Pınarbaşı, Şanlıurfa'daki görevine başladığı ilk günlerde Ceylanpınar Belediye Başkanı Menderes Atilla'ya bomba yüklü araçla saldırı yapıldığını ve zanlılardan biri hariç tamamını yakaladıklarını ancak söz konusu şüphelilerin Fetullahçı Terör Örgütü'ne (FETÖ) üye hakimler tarafından serbest bırakıldığını söyledi.

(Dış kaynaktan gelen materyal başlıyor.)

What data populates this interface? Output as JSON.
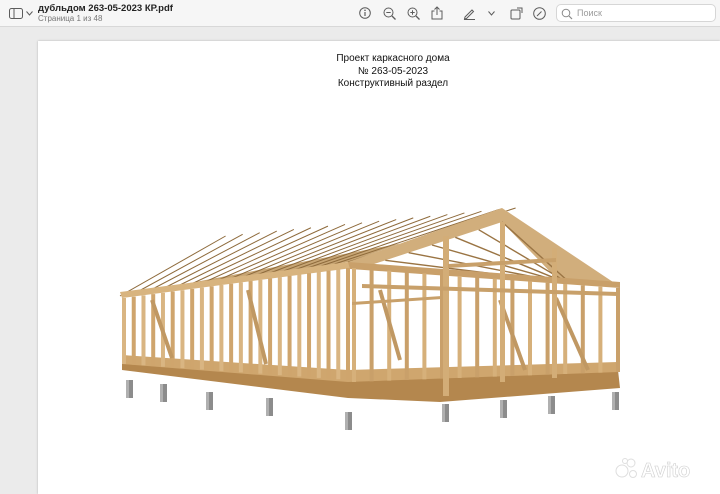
{
  "window": {
    "doc_title": "дубльдом 263-05-2023 КР.pdf",
    "page_status": "Страница 1 из 48"
  },
  "toolbar": {
    "search_placeholder": "Поиск",
    "icons": [
      "sidebar-toggle-icon",
      "chevron-down-icon",
      "info-icon",
      "zoom-out-icon",
      "zoom-in-icon",
      "share-icon",
      "markup-pen-icon",
      "chevron-down-icon",
      "window-icon",
      "markup-circle-icon",
      "search-icon"
    ]
  },
  "document": {
    "heading_line1": "Проект каркасного дома",
    "heading_line2": "№ 263-05-2023",
    "heading_line3": "Конструктивный раздел",
    "illustration": "timber-frame-house-render"
  },
  "watermark": {
    "brand": "Avito",
    "colors": [
      "#ffffff"
    ]
  }
}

Özellikle şer güçlerinin Ayn-el Arap (Kobani) olaylarıyla daha büyük bir oyun oynamaya başladığını anlatan Pınarbaşı, o dönem yaşadıklarını şöyle anlattı:
"Kobani'de, 'Kürtlerin özgürlük savaşı' denilerek bir savaş sürdürüldü ve bunu Türkiye'nin içinde sürdürmeye çalıştılar. Öyle günler oldu ki Türkiye'nin çeşitli bölgelerinde 20 bin gösterici Suruç'a getirildi, 'sınırı tanımıyoruz' dediler. Tabii biz burada da büyük oyunun küçük parçasının sergilendiğini bildiğimiz için gerekli müdahalelerle mala, cana zarar getirecek bir şey yapmadık. Bu oyunun büyük olduğunu en sıcak hissedenlerden bir tanesi bendim. Burada araçlarımıza, polislerimize, askerlerimize el yapımı patlayıcılar, molotofkokteyl attılar, taş yağmurunu tuttular. Olayların yoğun olduğu dönemde baktım istihbarattan bana bilgi akışı yok. Tabii huylandım. Sahadaki istihbarat grup amirlerini çağırdım. Onlara siz bir şey duymuyor musunuz, bilgi falan yok, vermiyor musunuz? Onlarda 'geliyor efendim' dediler.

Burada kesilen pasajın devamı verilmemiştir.